The Mermaids

Boat Specification

The Sea View Mermaid is a 26-foot half-open keelboat, displacing 1.5 tonnes with a bermudan rig and suitable for 2 to 4 crew. She has a mainsail which can be reefed in stronger winds. Two headsails are carried – a jib and a genoa - and spinnakers add excitement when sailing downwind. Buoyancy built into the hulls makes the boats inherently safe. Personal buoyancy aids are on offer from Sea View Yacht Club and the wearing of suitable personal buoyancy is required.

LOA: 7.85m Sail areas –

LWL: 5.34m Main - 13.8 sq.m

Beam: 1.83m Jib - 6.5 sq.m

Draft: 1.04m Genoa - 11.0 sq.m

 

Mermaid Fleet History

Mermaids have raced at Sea View for over a century, the first fleet of gaff-rigged boats having been built in 1907. These were replaced in 1922 by a more modern Bermudan-rig boat with the design carried out by the famous Captain Alfred Westmacott and eleven of these were built at Woodnutt’s Yard in nearby St. Helens. At the end of the Second World War, a member had the far-reaching idea that Sea View Yacht Club should buy the fleet from the various owners and charter them out to the sailing associations of the returning military forces. Mermaid chartering was born and now, over 60 years later, the Club is close to unique in being able to offer a fleet of identical competitive keelboats for racing events. The charterers today come more from the corporate world than from the services, but the concept has stood the test of time. The boats have since been replaced twice – once in 1962, with hulls in cold-moulded Makore plywood, and more recently, in the late-1990’s, with modern GRP hulls, with the yacht designer David Thomas overseeing the work. Throughout the years, the class has been distinctive for retaining its classic design whilst benefitting from up-to-date construction and fittings.
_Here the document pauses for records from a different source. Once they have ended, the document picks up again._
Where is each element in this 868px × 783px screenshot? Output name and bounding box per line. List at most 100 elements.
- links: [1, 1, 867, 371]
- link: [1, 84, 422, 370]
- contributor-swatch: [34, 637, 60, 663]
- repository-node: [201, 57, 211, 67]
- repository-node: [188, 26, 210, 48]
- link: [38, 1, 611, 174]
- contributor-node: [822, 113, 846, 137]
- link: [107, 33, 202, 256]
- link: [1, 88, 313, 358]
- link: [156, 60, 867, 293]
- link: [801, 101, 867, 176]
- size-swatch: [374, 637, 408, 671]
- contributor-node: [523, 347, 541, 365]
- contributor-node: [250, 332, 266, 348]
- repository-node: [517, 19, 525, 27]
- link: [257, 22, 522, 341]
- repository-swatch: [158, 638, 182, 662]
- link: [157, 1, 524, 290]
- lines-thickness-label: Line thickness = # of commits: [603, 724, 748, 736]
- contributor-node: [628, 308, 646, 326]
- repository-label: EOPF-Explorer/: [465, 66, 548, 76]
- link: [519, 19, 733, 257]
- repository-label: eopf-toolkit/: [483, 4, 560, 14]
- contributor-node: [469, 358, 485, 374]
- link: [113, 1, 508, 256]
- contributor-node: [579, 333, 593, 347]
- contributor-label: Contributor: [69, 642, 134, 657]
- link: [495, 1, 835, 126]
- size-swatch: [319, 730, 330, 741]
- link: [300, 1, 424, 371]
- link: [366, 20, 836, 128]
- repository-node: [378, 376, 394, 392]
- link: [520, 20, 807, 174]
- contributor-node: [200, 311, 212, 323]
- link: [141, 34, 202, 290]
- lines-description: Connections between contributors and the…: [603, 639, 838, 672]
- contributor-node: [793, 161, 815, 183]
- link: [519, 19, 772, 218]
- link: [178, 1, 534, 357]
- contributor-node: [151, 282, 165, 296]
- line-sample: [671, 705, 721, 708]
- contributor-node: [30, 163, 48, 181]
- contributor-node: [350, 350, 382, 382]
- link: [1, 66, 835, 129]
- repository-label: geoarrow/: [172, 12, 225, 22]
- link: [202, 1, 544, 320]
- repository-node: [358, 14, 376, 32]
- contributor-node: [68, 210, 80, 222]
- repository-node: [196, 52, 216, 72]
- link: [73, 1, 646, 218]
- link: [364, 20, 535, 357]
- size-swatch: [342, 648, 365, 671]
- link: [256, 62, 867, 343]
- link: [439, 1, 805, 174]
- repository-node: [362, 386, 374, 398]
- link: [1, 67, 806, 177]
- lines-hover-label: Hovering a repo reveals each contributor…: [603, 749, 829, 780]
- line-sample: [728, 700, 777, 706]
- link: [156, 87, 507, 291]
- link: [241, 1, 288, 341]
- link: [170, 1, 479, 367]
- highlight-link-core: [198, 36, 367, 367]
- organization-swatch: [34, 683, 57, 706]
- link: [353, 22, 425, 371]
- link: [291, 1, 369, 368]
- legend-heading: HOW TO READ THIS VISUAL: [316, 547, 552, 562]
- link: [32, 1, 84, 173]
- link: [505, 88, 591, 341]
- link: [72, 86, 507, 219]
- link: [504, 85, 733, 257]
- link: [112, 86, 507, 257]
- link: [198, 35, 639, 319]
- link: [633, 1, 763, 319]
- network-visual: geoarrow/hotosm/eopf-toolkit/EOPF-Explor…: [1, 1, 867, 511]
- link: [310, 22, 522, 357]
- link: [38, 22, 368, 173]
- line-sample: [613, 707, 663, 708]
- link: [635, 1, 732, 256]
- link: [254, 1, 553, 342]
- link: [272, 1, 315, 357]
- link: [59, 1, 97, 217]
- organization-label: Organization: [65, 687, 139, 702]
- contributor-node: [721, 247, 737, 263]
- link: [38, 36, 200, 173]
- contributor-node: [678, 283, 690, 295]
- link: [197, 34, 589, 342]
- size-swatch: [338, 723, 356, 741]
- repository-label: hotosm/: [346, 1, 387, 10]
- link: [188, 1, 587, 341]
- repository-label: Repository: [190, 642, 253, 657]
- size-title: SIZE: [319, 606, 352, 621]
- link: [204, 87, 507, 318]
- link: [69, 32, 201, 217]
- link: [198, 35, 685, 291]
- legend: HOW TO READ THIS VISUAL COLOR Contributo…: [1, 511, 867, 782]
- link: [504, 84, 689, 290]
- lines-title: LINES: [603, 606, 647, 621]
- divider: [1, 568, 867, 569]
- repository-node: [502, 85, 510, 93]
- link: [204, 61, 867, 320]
And, above all, is well known throughout south-coast waters as each boat is painted in a different colour and sports a spinnaker to match.

Race Courses & Mark Chart

Sea View Yacht Club uniquely benefits from having its race courses just below the battlements of its clubhouse, so there is no lost time in sailing to the start line, and the spectating is superb. The Club has two fixed start and finish lines or can set up wind-perfect committee-vessel starts. Courses are then set around a network of racing marks. These marks are charted and a copy is shown on the right. Sailors are supplied with a waterproofed copy of this chart to ensure everyone sails the correct course and finds their way home safely – perhaps in victory!